Working with fluctuating reservoirs

Up thirty feet and down eighty feet in the same year?  If your reservoir regularly changes depth to manage water supplies or due to drought the daily, monthly, or yearly change in depth affects your fishing success.  Or simply plays with your mind and tests your ability to find the fish every day.

Water management trumps fishing in all cases.  In a chain of reservoirs along a water system some lakes stay full due to recreational prospects, depth, temperature, location, and a host of other reasons while other lakes are managed to rise and fall on a regular basis.  Calling the powers that be in the area, watching published water information sites, or working with a guide can help you understand the past, present, and future of a specific lake.

Consistent success on a fluctuating reservoir starts with a clear understanding of the lake’s current configuration.  To save time on the water follow these steps with a topographic map of the lake at home.  For a fluctuating reservoir I will buy two or three copies of the same map (Fish-N-Map, Fishing Hot Spots, or similar) and fill each one out for specific water levels.  I use Bic Mark-It fine-point permanent markers in pink, green, blue, and black to help me quickly understand potential fishing areas on a new lake.  Highlighters in similar colors will work too but will not last if the map gets wet. 

With the black marker I write the water level at the top of the map and then outline the new shoreline.  Then I take the blue marker and outline the maximum depth I expect to find fish.  For bass and walleye I often mark a line 30 feet deeper than the new water level.  For lake trout I outline a light green line at 40 feet and then the blue deeper line at the 110-foot level.  This process quickly eliminates about 60% to 80% of the lake.

With the yellow maker I follow the shoreline and highlight large flats in the 4 to 10 foot level while also highlighting long points that extend into deeper areas.  I then take a pink marker and highlight deeper flats and points.  I then use the black marker to mark any areas where the contour lines converge into a cliff-like area. 

Immediately I know I need to cast the yellow areas and use sonar to explore the deeper pink areas.  The black lines on the dropoffs often congregate fish so they need to be checked properly as well.  Suddenly the adage of “10% of the surface area of a lake holds 90% of the fish,” has been identified.

If I need to refine my focus even further I look at the areas where the deep blue line comes close to the black shoreline.  Fish often congregate in these areas before and after they move shallow.  Then I sight-in the largest yellow and largest pink areas because the largest structure holds the most fish in any lake.  This large area may be a point, flat, channel, or dropoff and in some lakes where none of these items exist the basin acts as the largest structure in the lake. 

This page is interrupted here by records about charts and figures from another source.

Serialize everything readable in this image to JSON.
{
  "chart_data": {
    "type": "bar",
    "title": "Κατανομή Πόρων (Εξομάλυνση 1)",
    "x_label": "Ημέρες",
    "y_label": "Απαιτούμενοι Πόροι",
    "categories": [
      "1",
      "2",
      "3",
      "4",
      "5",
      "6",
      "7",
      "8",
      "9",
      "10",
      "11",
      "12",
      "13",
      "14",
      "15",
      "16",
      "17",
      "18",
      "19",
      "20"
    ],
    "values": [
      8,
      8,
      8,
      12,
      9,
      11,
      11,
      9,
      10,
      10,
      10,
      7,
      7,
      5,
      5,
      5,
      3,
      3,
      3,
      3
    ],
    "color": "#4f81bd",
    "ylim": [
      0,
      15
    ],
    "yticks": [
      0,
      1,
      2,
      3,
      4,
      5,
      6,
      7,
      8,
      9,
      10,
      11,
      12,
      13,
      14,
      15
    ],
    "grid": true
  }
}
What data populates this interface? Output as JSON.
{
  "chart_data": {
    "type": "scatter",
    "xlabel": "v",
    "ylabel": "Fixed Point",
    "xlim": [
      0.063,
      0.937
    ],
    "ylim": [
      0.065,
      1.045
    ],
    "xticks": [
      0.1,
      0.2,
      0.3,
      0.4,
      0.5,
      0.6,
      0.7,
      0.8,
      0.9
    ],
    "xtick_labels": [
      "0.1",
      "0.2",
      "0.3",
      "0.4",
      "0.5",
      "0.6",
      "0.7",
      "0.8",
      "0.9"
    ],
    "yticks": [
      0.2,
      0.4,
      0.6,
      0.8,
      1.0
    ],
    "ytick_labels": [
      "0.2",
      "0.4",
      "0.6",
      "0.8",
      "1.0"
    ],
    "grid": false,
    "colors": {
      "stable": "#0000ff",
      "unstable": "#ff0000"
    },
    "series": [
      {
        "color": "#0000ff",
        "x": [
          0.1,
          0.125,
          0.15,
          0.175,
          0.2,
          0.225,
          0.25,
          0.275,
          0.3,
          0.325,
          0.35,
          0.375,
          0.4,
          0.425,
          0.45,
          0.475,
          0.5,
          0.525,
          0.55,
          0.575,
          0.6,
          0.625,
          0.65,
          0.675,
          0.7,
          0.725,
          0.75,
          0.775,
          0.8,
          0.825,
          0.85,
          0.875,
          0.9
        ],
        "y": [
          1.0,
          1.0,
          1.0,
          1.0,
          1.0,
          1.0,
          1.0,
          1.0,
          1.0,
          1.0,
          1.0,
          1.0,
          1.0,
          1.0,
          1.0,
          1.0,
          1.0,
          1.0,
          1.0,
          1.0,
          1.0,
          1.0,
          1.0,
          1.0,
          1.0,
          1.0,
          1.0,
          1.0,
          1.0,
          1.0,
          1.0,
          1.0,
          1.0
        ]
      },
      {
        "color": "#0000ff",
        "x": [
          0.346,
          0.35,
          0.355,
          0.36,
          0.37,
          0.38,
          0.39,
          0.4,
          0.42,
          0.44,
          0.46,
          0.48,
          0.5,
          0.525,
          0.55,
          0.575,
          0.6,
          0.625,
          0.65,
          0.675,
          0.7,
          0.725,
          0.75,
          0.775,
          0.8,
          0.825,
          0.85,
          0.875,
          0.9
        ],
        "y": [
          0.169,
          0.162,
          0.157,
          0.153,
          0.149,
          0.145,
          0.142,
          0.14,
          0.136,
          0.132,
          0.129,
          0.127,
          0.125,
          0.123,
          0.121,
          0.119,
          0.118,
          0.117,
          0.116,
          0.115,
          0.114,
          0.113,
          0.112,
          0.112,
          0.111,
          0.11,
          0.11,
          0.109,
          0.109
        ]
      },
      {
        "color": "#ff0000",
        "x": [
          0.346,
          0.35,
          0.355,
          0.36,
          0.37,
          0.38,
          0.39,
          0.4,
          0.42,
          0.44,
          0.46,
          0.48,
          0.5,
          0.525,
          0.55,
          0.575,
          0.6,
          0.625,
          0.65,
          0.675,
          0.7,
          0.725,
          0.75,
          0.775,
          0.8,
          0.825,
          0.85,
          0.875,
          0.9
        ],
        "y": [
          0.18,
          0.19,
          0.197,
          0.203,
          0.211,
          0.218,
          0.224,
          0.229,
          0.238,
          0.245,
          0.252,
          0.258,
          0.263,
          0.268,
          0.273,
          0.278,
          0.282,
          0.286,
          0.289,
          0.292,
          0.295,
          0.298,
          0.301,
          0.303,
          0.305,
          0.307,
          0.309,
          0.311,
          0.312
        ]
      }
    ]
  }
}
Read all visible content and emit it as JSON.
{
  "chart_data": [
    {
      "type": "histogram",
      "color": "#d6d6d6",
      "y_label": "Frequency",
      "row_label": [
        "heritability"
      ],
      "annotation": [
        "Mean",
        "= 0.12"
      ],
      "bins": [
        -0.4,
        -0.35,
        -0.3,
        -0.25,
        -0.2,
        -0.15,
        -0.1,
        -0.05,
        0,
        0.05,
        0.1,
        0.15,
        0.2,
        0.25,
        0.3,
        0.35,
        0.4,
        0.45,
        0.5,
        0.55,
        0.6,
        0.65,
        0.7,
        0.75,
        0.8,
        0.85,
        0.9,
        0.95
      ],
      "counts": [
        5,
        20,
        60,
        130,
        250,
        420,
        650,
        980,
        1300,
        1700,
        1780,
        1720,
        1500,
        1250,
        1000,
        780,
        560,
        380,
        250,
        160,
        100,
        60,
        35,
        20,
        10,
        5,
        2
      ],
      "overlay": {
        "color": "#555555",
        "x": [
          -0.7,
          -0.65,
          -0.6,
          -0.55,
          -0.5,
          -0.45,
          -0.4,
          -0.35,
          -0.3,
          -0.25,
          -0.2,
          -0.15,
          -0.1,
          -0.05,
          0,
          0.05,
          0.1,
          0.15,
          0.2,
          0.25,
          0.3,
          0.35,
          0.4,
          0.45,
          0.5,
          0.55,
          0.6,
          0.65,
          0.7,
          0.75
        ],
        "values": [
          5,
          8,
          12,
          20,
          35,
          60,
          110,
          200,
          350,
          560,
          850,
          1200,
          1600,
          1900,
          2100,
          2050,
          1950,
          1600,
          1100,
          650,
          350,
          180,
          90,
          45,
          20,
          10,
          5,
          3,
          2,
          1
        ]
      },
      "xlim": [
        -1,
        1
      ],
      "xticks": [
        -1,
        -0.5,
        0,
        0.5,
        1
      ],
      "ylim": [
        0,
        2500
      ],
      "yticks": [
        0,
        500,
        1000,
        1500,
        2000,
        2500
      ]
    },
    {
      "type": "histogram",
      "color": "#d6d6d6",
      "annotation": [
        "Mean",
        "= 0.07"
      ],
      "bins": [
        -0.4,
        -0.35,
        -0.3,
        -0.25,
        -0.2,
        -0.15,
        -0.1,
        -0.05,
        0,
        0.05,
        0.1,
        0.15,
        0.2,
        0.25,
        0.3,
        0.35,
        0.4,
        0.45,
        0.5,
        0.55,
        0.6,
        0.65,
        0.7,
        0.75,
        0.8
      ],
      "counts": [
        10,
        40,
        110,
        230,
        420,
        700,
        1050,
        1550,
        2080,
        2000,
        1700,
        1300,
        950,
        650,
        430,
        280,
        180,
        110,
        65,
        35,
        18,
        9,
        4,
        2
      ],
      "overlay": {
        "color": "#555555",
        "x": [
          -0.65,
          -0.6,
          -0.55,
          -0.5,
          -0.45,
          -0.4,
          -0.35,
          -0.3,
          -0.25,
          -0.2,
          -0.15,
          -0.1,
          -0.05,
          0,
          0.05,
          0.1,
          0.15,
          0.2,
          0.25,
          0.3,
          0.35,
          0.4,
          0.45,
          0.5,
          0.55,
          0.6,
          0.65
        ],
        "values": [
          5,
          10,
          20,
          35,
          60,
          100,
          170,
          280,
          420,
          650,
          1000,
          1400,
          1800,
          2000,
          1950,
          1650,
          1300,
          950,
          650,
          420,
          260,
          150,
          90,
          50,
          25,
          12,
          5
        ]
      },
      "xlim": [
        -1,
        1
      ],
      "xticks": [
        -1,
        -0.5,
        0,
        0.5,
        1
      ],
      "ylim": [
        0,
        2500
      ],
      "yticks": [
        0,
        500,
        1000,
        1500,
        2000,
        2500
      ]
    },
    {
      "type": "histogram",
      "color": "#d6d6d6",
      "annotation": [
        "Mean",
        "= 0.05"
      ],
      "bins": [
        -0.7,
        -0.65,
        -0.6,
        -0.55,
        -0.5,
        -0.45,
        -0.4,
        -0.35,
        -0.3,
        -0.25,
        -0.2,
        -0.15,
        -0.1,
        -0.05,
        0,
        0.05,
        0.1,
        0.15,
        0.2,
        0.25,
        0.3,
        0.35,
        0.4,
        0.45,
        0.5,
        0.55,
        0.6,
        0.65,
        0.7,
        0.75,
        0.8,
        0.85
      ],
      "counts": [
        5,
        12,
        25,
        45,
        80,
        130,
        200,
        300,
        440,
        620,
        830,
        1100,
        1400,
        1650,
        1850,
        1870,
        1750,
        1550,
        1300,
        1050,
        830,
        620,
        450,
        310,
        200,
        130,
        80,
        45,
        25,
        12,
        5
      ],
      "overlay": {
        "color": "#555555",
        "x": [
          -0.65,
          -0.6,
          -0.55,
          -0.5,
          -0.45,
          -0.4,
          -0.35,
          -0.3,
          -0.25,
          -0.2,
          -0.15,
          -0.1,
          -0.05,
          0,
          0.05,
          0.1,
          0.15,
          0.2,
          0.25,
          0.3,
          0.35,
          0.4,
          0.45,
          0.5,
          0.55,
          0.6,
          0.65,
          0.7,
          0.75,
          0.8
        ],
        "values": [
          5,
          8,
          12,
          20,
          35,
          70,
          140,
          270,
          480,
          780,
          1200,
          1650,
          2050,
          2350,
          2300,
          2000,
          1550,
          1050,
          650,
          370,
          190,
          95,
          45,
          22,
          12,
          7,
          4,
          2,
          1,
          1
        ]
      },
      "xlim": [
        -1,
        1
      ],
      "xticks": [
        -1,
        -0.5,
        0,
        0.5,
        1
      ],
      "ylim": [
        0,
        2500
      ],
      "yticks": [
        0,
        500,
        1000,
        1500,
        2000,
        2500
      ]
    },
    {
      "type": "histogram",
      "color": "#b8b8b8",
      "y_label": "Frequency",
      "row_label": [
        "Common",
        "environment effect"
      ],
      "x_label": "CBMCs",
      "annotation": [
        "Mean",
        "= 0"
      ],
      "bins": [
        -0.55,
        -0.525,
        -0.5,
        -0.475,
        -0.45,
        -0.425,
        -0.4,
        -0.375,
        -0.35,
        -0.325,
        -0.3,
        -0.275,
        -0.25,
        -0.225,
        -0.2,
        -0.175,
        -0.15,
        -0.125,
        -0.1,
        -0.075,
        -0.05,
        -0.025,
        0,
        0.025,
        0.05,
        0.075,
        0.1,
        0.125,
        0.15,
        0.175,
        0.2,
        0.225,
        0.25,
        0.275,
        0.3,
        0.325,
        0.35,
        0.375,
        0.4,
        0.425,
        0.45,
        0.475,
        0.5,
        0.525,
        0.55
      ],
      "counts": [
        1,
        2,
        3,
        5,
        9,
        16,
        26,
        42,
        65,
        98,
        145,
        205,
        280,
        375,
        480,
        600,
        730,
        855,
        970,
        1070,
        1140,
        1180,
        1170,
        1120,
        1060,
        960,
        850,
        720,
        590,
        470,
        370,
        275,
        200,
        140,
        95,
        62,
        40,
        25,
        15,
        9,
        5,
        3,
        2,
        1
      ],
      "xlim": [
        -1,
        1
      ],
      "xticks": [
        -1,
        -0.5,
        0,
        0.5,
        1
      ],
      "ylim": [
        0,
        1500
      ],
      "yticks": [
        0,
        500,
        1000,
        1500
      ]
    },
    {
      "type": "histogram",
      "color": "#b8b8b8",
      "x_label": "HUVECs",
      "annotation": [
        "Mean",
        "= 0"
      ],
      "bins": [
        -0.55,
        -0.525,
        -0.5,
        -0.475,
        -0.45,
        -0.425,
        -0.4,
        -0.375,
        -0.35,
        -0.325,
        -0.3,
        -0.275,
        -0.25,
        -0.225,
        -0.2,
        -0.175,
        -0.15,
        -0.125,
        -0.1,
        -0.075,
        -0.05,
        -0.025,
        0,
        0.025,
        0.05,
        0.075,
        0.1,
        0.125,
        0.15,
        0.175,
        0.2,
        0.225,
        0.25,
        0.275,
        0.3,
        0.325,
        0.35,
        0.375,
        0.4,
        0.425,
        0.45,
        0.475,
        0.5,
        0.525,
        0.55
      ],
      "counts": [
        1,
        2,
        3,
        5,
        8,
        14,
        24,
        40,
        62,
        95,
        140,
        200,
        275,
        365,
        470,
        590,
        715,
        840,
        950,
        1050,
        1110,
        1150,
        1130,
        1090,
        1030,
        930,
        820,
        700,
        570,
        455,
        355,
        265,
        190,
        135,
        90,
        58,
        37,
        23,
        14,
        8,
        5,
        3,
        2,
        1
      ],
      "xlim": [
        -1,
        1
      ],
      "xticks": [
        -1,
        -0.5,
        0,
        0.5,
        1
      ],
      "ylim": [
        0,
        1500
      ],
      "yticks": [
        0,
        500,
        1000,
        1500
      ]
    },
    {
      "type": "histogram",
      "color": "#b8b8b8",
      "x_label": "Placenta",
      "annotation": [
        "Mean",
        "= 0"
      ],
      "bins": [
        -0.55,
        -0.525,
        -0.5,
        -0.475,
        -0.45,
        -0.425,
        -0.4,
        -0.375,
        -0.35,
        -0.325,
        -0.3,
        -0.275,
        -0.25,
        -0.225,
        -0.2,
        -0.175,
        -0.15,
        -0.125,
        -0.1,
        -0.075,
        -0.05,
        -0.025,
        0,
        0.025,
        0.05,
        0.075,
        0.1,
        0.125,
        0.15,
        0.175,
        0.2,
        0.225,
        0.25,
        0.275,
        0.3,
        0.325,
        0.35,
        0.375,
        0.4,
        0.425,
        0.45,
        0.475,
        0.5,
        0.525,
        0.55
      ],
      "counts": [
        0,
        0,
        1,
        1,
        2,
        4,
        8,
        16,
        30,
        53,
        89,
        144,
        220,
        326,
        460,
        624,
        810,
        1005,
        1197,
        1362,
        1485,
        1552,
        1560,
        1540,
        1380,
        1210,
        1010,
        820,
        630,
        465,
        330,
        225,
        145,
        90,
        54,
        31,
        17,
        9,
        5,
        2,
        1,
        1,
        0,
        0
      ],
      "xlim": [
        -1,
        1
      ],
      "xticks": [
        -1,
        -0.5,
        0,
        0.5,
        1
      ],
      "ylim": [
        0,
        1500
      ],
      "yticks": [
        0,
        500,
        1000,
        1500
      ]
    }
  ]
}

On the lake, take at least an hour to drive the points and drop-offs then cast to a few shallow areas before fishing in earnest.  This habit will pay dividends in spades throughout the times when the lake levels change dramatically.  After a couple of spots and a fish or two the first day a pattern will develop.  Your map study will pay off again because when you find walleye at 20 feet on mud flats finding another mud flat with similar conditions becomes a snap. 

The constantly changing lake requires a flexible mindset as well as a solid commitment to finding fish before fishing.  With enough work these situations can make you a hero while all the other boats on the lake throw away casts in the areas the used to hold fish.